Sometimes, despite being right on point with our purpose and goals, we experience ‘negative’ moods and emotions and forget that they’re nothing more than the weather: they always pass.

When we forget this fact, it’s not uncommon to think our feelings mean that something is wrong with us.  This is what the shrinks call ‘pathologizing’.

I come across this quite frequently in my practice.  

Even though someone may be right on track, have created a system of organization and prioritization that works for them, and is getting the work done… they believe something is wrong with them, or whatever it is they’re trying to do. 

Why?

Because sometimes it’s not fun.  And doing what you want should always be fun, right?  If it’s boring and frustrating, or you just don’t ‘feel like it’, then it’s too hard, which means you’re lazy or crazy, lack sufficient training, are afraid of success, or maybe you’re just not talented enough.

No, that type of thinking is what is wrong.  Not how it feels to do what you’re doing.

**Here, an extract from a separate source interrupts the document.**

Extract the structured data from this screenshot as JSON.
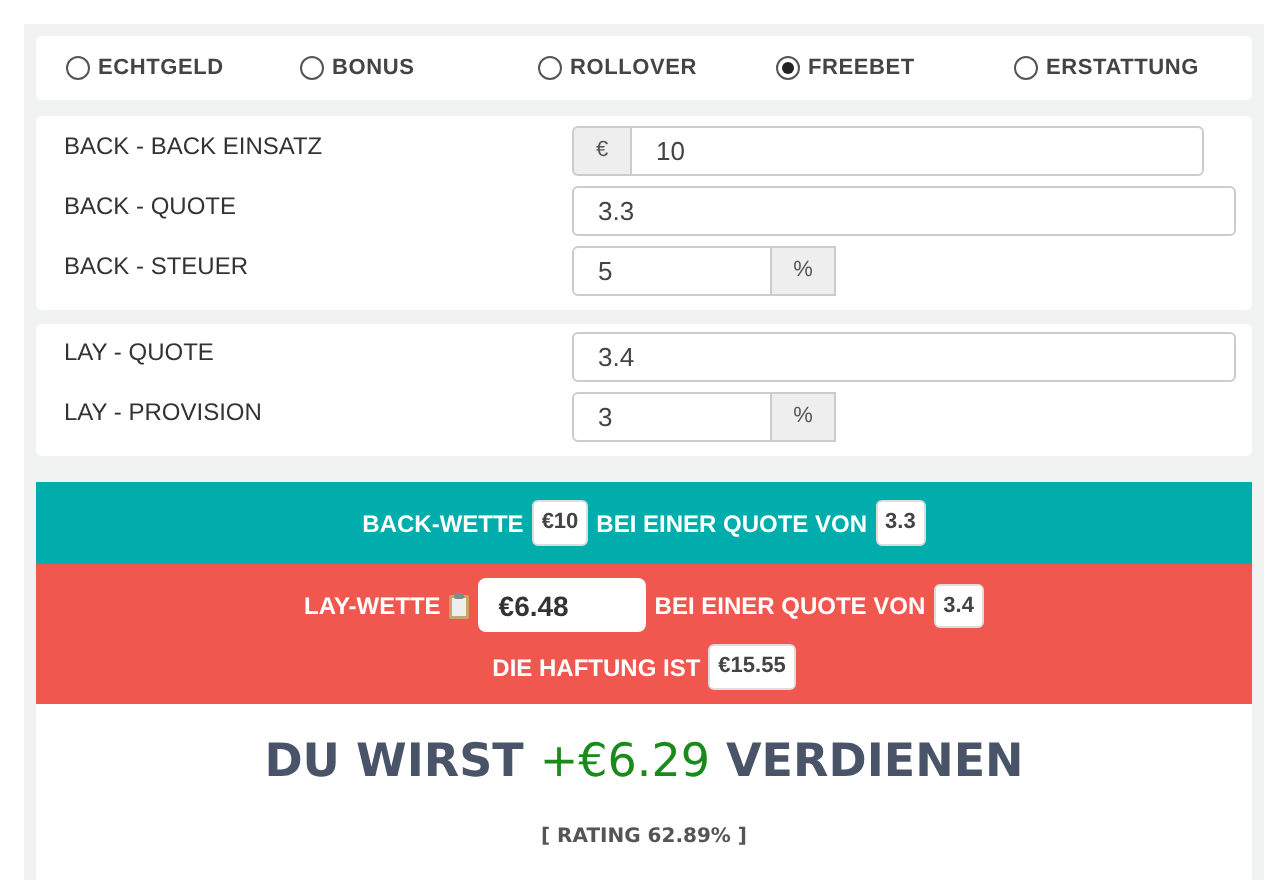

I don’t know where we got the idea that everything we do should be easy, interesting, and comfortable all the time.  

Or maybe I do:  Internalized consumerism.

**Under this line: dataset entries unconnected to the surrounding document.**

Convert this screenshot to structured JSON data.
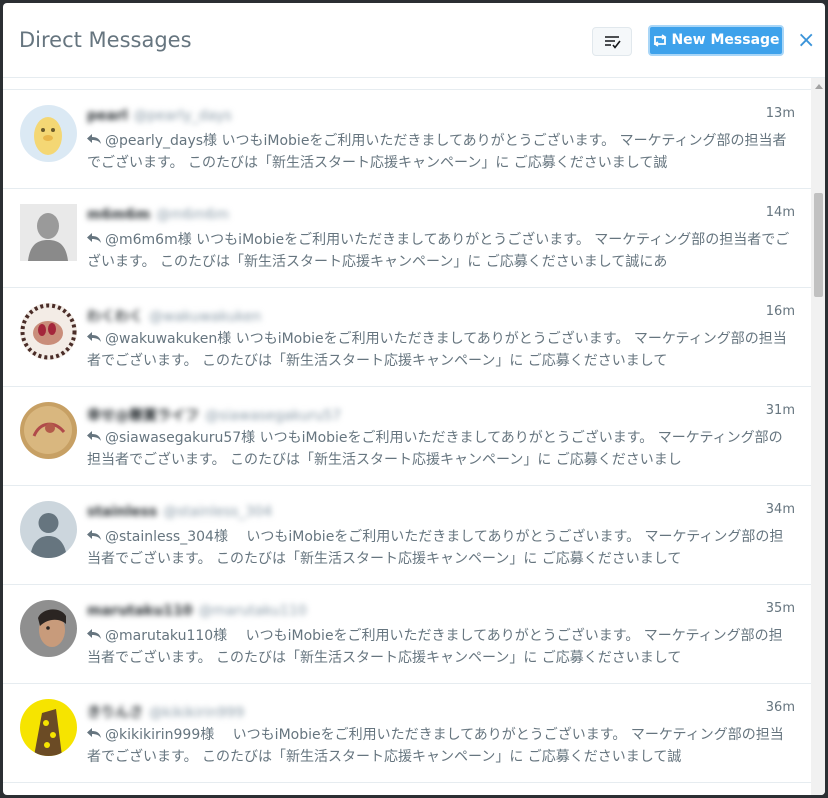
{
  "header": {
    "title": "Direct Messages",
    "new_message_label": "New Message",
    "close_glyph": "×"
  },
  "colors": {
    "accent": "#3ea2eb",
    "text_muted": "#66757f",
    "handle": "#8899a6"
  },
  "conversations": [
    {
      "name": "pearl",
      "handle": "@pearly_days",
      "time": "13m",
      "preview": "@pearly_days様 いつもiMobieをご利用いただきましてありがとうございます。 マーケティング部の担当者でございます。 このたびは「新生活スタート応援キャンペーン」に ご応募くださいまして誠",
      "avatar_icon": "cartoon-avatar"
    },
    {
      "name": "m6m6m",
      "handle": "@m6m6m",
      "time": "14m",
      "preview": "@m6m6m様 いつもiMobieをご利用いただきましてありがとうございます。 マーケティング部の担当者でございます。 このたびは「新生活スタート応援キャンペーン」に ご応募くださいまして誠にあ",
      "avatar_icon": "statue-avatar"
    },
    {
      "name": "わくわく",
      "handle": "@wakuwakuken",
      "time": "16m",
      "preview": "@wakuwakuken様 いつもiMobieをご利用いただきましてありがとうございます。 マーケティング部の担当者でございます。 このたびは「新生活スタート応援キャンペーン」に ご応募くださいまして",
      "avatar_icon": "nails-avatar"
    },
    {
      "name": "幸せ@懸賞ライフ",
      "handle": "@siawasegakuru57",
      "time": "31m",
      "preview": "@siawasegakuru57様 いつもiMobieをご利用いただきましてありがとうございます。 マーケティング部の担当者でございます。 このたびは「新生活スタート応援キャンペーン」に ご応募くださいまし",
      "avatar_icon": "painting-avatar"
    },
    {
      "name": "stainless",
      "handle": "@stainless_304",
      "time": "34m",
      "preview": "@stainless_304様　 いつもiMobieをご利用いただきましてありがとうございます。 マーケティング部の担当者でございます。 このたびは「新生活スタート応援キャンペーン」に ご応募くださいまして",
      "avatar_icon": "default-avatar"
    },
    {
      "name": "marutaku110",
      "handle": "@marutaku110",
      "time": "35m",
      "preview": "@marutaku110様　 いつもiMobieをご利用いただきましてありがとうございます。 マーケティング部の担当者でございます。 このたびは「新生活スタート応援キャンペーン」に ご応募くださいまして",
      "avatar_icon": "photo-avatar"
    },
    {
      "name": "きりんさ",
      "handle": "@kikikirin999",
      "time": "36m",
      "preview": "@kikikirin999様　 いつもiMobieをご利用いただきましてありがとうございます。 マーケティング部の担当者でございます。 このたびは「新生活スタート応援キャンペーン」に ご応募くださいまして誠",
      "avatar_icon": "giraffe-avatar"
    }
  ]
}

Every product we see on television, online, or anywhere else promises happiness.  Not just happiness, but endless contentment and pleasure.  We see a great performance by someone who makes it look easy, so we think they couldn’t have had to work through what we would have to get there. 

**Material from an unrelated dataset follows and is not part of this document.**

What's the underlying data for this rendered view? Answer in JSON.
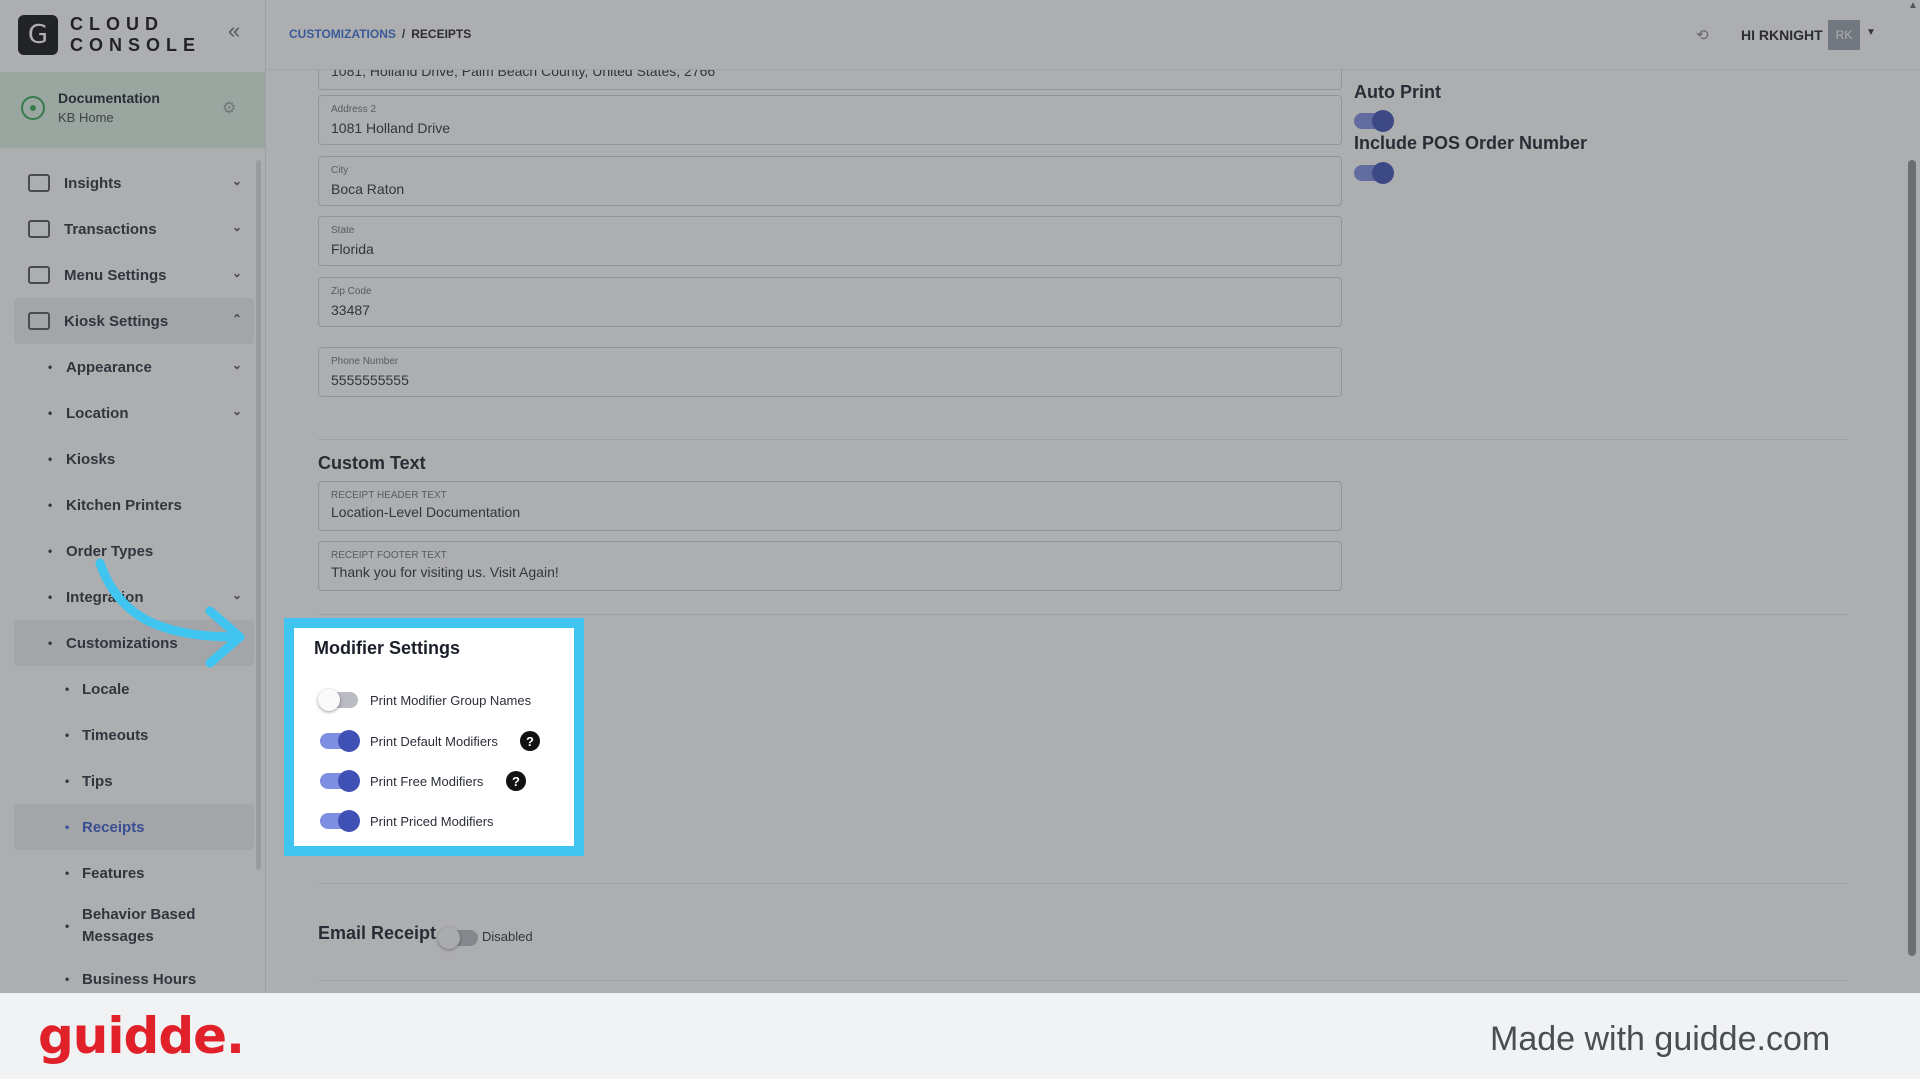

The ultimate delusion is that we witness these objects as forever instead of the snapshot in time that they are…snapshots that are usually air-brushed, metaphorically speaking.

Life ain’t a snapshot, it’s animate, wildly so.  Nothing is guaranteed, especially not how we’ll feel about something we’ve decided to commit to.

Usually finishing something, if you consciously celebrate that accomplishment by acknowledging what it took, feels great, or at the very least like a relief.  One of my favorite Bette Midler anecdotes is that she is known to have said the only reason she performs, is to experience the exquisite relief once it’s over. That, it seems, she can count on.  I can certainly relate, can you?

To expect the process of working towards something to always feel great, however, is a set up for quitting before it’s complete.

My advice is to welcome unwanted feelings as part of the process.  Embrace them. Don’t hyperfocus on them, but notice them, feel them, and continue doing whatever you’ve decided to do anyway.  

One disclaimer:  I’m not talking about physical pain, where you might be pushing too hard during a workout.  

That’s not my area of expertise.

My area of expertise resides in the mechanics of accomplishment while being human. The thoughts, moods, and emotions that arise in the process of doing.  

Rule number one when encountering not-fun feelings is ‘what you resist will persist’.  

Rule number two is ‘do it anyway.’

Unless you absolutely can’t.  In which case take a break, take a walk, take a bath, play some music, exercise, visit a museum, journal it out, call a friend, call a coach… but give yourself a specific time to get back to work that isn’t further in the future than the following day.

And if you do call me or any other coach remember: 

The need to reach out for support doesn’t mean you suck, it means you’re stuck.

(Now there’s a line waiting to be needle-pointed on a pillow.)

Getting out of isolation is a healthy way to break out of stuckness. 

Staying stuck or giving up by deciding something is wrong with you because of how you feel, is a self-fulfilling prophecy.